Sur ce, je vous souhaite à tous de passer de bonnes vacances !

Bonne lecture !


CHAPITRE XX : JÉRÔME MARTIN

La semaine se déroula lentement, sans plus de problème. William passait au moins deux heures par jour avec Emma afin de lui tenir compagnie et surtout de la protéger au cas où Sebastian et Amber retrouvent la trace des Phantomhive et tentent de s'en prendre à celles qui les accueillaient chez elles.

Certes, il savait que deux heures seulement étaient bien peu pour protéger quelqu'un, mais il y avait très peu de chance pour que cela se produise. Cependant, il avait laissé Augure en faction à l'hôpital. Le Kami surveillait les environs et pourrait le prévenir si jamais le Démon approchait de trop près. Le dieu de la Mort en serait avertit une fraction de seconde plus tard, grâce au lien particulier qu'il possédait avec le pigeon et qui lui permettait de communiquer avec lui à distance. William avait toute confiance en Augure. Après tout, il n'était pas son Kami pour rien et avait été parfaitement formé. Il était tout aussi professionnel que son maître.

C'est ainsi que, le jeudi, Mme Madon revint rendre visite à son étudiante. Celle-ci étant endormie, elle trouva le Shinigami plongé dans ses dossiers, près de la fenêtre entrouverte. En effet, le pigeon venait tout juste de partir afin de se percher dans un arbre et de se reposer un peu. Le chef de secteur et la directrice de recherches commencèrent à discuter de choses et d'autres.

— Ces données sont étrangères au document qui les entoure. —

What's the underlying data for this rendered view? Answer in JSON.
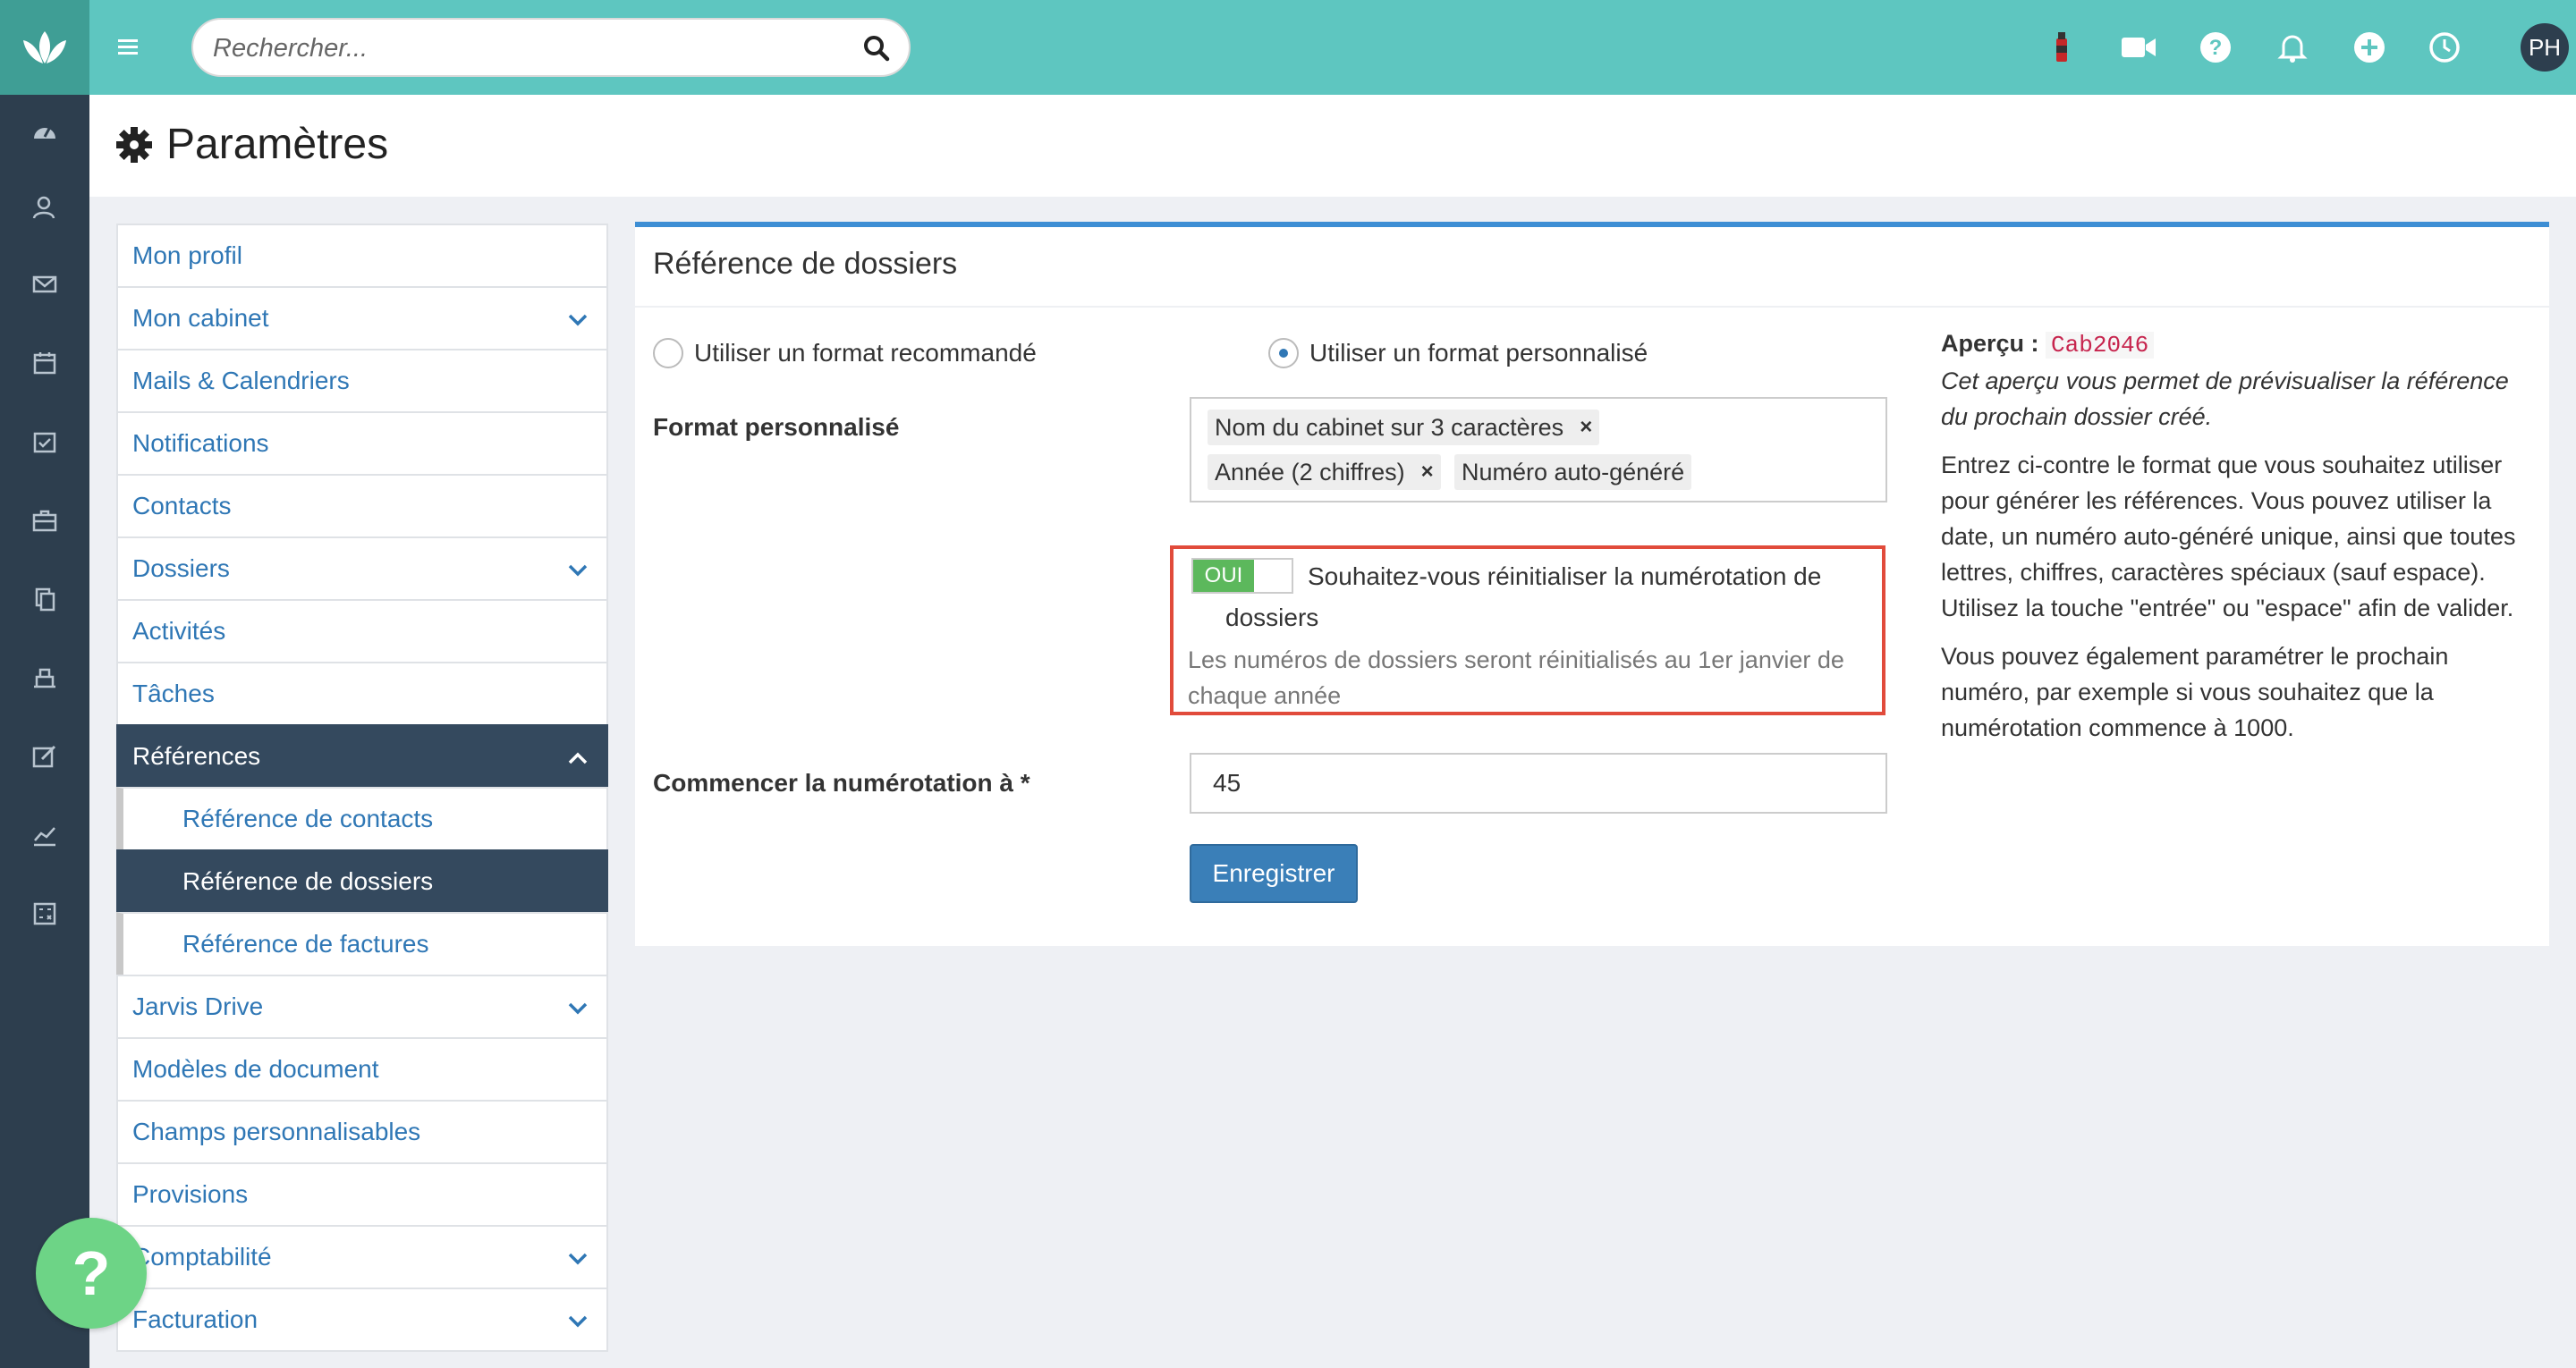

« J'espère qu'elle se remettra vite, fit-elle en regardant Emma.

-Je n'en doute pas, rassura William. Il n'y a aucune raison pour que cela se passe mal.

-Il ne faudrait pas qu'elle prenne en plus du retard dans son mémoire, soupira Madon. Elle ne pourrait pas valider son année et on ne peut pas redoubler le Master 2...

-Sur quoi travaille-t-elle ?

-Un sujet des plus passionnant ! s'enthousiasma aussitôt l'universitaire. Son intitulé est Les Liens sociaux et familiaux à Tarascon au début du XIVième siècle, d'après l'Enquête de Leopardo da Foligno et de Niccolo di Acerno (1331-1334), commandée par Robert Ier d'Anjou, roi de Naples, comte de Provence et Forcalquier.

-En effet, cela semble particulièrement intéressant... Et comment traite-t-elle ce sujet ?

-Elle commence par la lecture du registre, en fait la retranscription pour pouvoir ensuite éditer le texte. Le manuscrit n'a jamais été publié ! Ensuite, elle pourra récolter les informations contenues dans l'enquête, les organiser sous forme de base de données pour les exploiter et faire parler les chiffres et le reste.

-Mais c'est tout simplement passionnant, se réjouit William. J'ignorais que les recherches d'Emma étaient aussi sérieuses et captivantes... Comment lui est venu ce sujet ?

-Oh ! Tout simplement, en licence, elle a eu à travailler sur des extraits de registres paroissiaux datant de l'époque de la Peste Noire, notamment sur des listes de décès. Elle m'en a parlée et s'y était vraiment intéressée, surtout retrouver les dates des morts par rapport aux fêtes saintes médiévales. Du coup, je lui ai donné un sujet un peu similaire à sa demande. Elle voulait travailler sur la démographie qualitative, ce qui se rapproche un peu de l'ethnographie pour simplifier.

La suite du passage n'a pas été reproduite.